Although scientists do not know pH’s exact role in the perception of sourness, changes in the concentration of free hydrogen ions in solution influence sour taste and intensity. To compare the relative sourness of different acids in a food or beverage, all products must be evaluated at the same pH. Without this control, one acid perceived as less sour at a higher pH may actually be more sour at a lower target pH.”
I think this means that at a lower pH, high concentration of free hydrogen ions in solution, there will be a greater perceived sour taste than at a higher pH, lower concentration of free hydrogen ions in solution.
Someone correct me if I’m wrong, I studied chemistry and biochemistry more than 30 years ago.
I know something about that, having studied, participated, and delivered sensory evaluations.
I have tasted diluted samples of acetic, citric, lactic, succinic and tartaric acids as part of a sensory evaluation class.
When it comes to taste, yes different acids have a differently perceived character at the same molar concentration. Acetic is generally the most offensive. I previously mentioned about it here.
We don't taste pH as such we taste more the total acid. Our saliva is packed full of electrolytes (ions, positive and negative) so that when we eat our saliva can buffer acidic and alkaline substances to help maintain an equilibrium. Also our saliva contains antimicrobial compounds like lysozyme to help prevent infections.
Note that citric acid is triprotic whereas acetic and lactic are monoprotic. This means that citric can donate three H⁺ ions while acetic and lactic can only donate one H⁺ ion each.
In effect the higher the TTA the more acid will be perceived, but the quality depends on the acids present and other components. And at the same pH the TTA could be high or low. It depends on the constituents of the solution.

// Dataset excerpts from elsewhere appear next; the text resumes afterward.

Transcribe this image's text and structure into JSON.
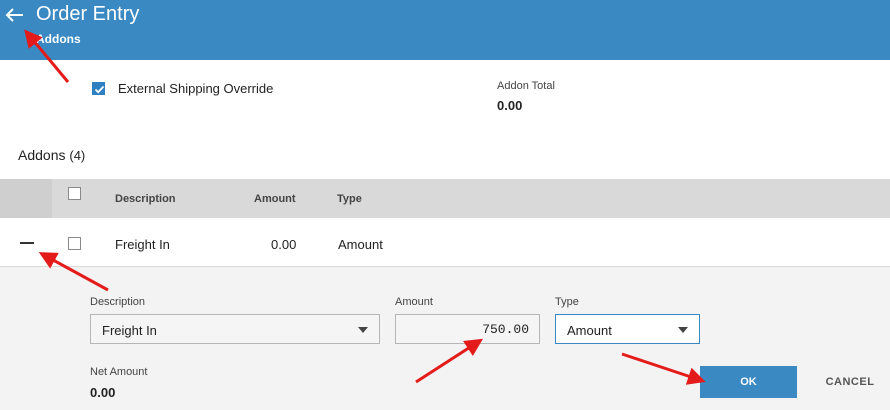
{
  "header": {
    "title": "Order Entry",
    "subtitle": "Addons",
    "back_icon": "arrow-left-icon",
    "color": "#3a89c2"
  },
  "form": {
    "external_shipping_override": {
      "label": "External Shipping Override",
      "checked": true
    },
    "addon_total": {
      "label": "Addon Total",
      "value": "0.00"
    }
  },
  "addons_section": {
    "title": "Addons",
    "count": "(4)"
  },
  "table": {
    "columns": [
      "Description",
      "Amount",
      "Type"
    ],
    "rows": [
      {
        "description": "Freight In",
        "amount": "0.00",
        "type": "Amount",
        "expanded": true
      }
    ]
  },
  "detail": {
    "description": {
      "label": "Description",
      "value": "Freight In"
    },
    "amount": {
      "label": "Amount",
      "value": "750.00"
    },
    "type": {
      "label": "Type",
      "value": "Amount"
    },
    "net_amount": {
      "label": "Net Amount",
      "value": "0.00"
    }
  },
  "actions": {
    "ok_label": "OK",
    "cancel_label": "CANCEL"
  },
  "annotation_color": "#e41b1b"
}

It would be fair to say that solutes like sugar and salt can affect the LAB:yeast ratio but most typical starters don't feature either. Continuous old dough processes being a notable exception.
I have long avoided such conversations because they are fruitless. Face fact, you can't measure this, you can only speculate.
Lucky as I am I have sampled, serial diluted and plated microorganism to then count them (enumerate) to arrive at a CFU/g measurement.
Yes most starters stabiles at around the 100:1 (LAB:yeast) mark. But this is really to do with the cell size difference as I said here and below.
Michael, you are the friend mentioned in the OP. It was this exact post that started my thinking on this subject.
So, when we manipulate our starters (more acid, less acid, etc) we are affecting the production of byproducts and not the actual microbe populations. Is this correct?
I’m glad to joined in on this conversation.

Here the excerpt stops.